Удар был несильным, но неожиданным. И пришелся он с той стороны, которая казалась наиболее защищенной. 509-й ощутил его как резкий толчок в живот откуда-то снизу, из земли. В тот же миг сквозь вой сирен прорезался тонкий стальной свист, который усиливался с угрожающей быстротой, чем-то напоминающий звук сирен и в то же время совсем непохожий на него. 509-й не понял, что было раньше — удар из-под земли или этот свист и последовавший за ним грохот, но он отлично знал, что и то, и другое произошло здесь во время воздушной тревоги впервые. И когда все это повторилось, ближе и сильнее, над ним и под ним, он понял, в чем дело: самолеты в первый раз не прошли мимо. Город бомбили.
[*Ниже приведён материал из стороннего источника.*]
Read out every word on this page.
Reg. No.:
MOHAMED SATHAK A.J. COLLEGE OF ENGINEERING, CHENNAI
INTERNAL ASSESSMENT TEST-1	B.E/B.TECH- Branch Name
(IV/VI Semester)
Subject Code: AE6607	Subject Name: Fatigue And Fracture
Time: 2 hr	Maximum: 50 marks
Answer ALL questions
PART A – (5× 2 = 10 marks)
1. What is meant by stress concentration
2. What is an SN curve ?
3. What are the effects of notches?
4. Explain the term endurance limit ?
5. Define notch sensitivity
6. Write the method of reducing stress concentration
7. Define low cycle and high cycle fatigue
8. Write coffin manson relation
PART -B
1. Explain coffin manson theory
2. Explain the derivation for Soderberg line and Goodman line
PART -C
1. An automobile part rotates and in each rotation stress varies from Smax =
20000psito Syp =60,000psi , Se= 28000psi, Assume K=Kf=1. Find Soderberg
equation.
Земля продолжала трястись. 509-му казалось, будто из-под земли по нему лупят мощные резиновые дубинки. Охватившее его оцепенение исчезло без следа. А вместе с ним и смертельная усталость, словно облако дыма, развеянное внезапно налетевшим ветром. Каждый толчок из-под земли отдавался в мозгу. Он еще полежал некоторое время без движения и вдруг, почти не сознавая, что делает, осторожно продвинул руку вперед и приподнял край пальто, так, чтобы можно было видеть происходящее там внизу, в городе.
Именно в это мгновение вокзал медленно, как бы нехотя, развернулся вширь и поднялся в воздух. Золотой купол, плавно, почти грациозно спланировав над верхушками деревьев, скрылся за городским парком. Тяжелые взрывы, казалось, не имели к этому никакого отношения — все происходило слишком медленно, шум зенитных орудий тонул в грохоте, словно тявканье терьера в гулком лае крупного дога. После очередного толчка одна из башен церкви Святой Екатерины накренилась, а потом стала очень медленно оседать, не спеша разламываясь на множество частей — все было похоже скорее на замедленную съемку, чем на реальность.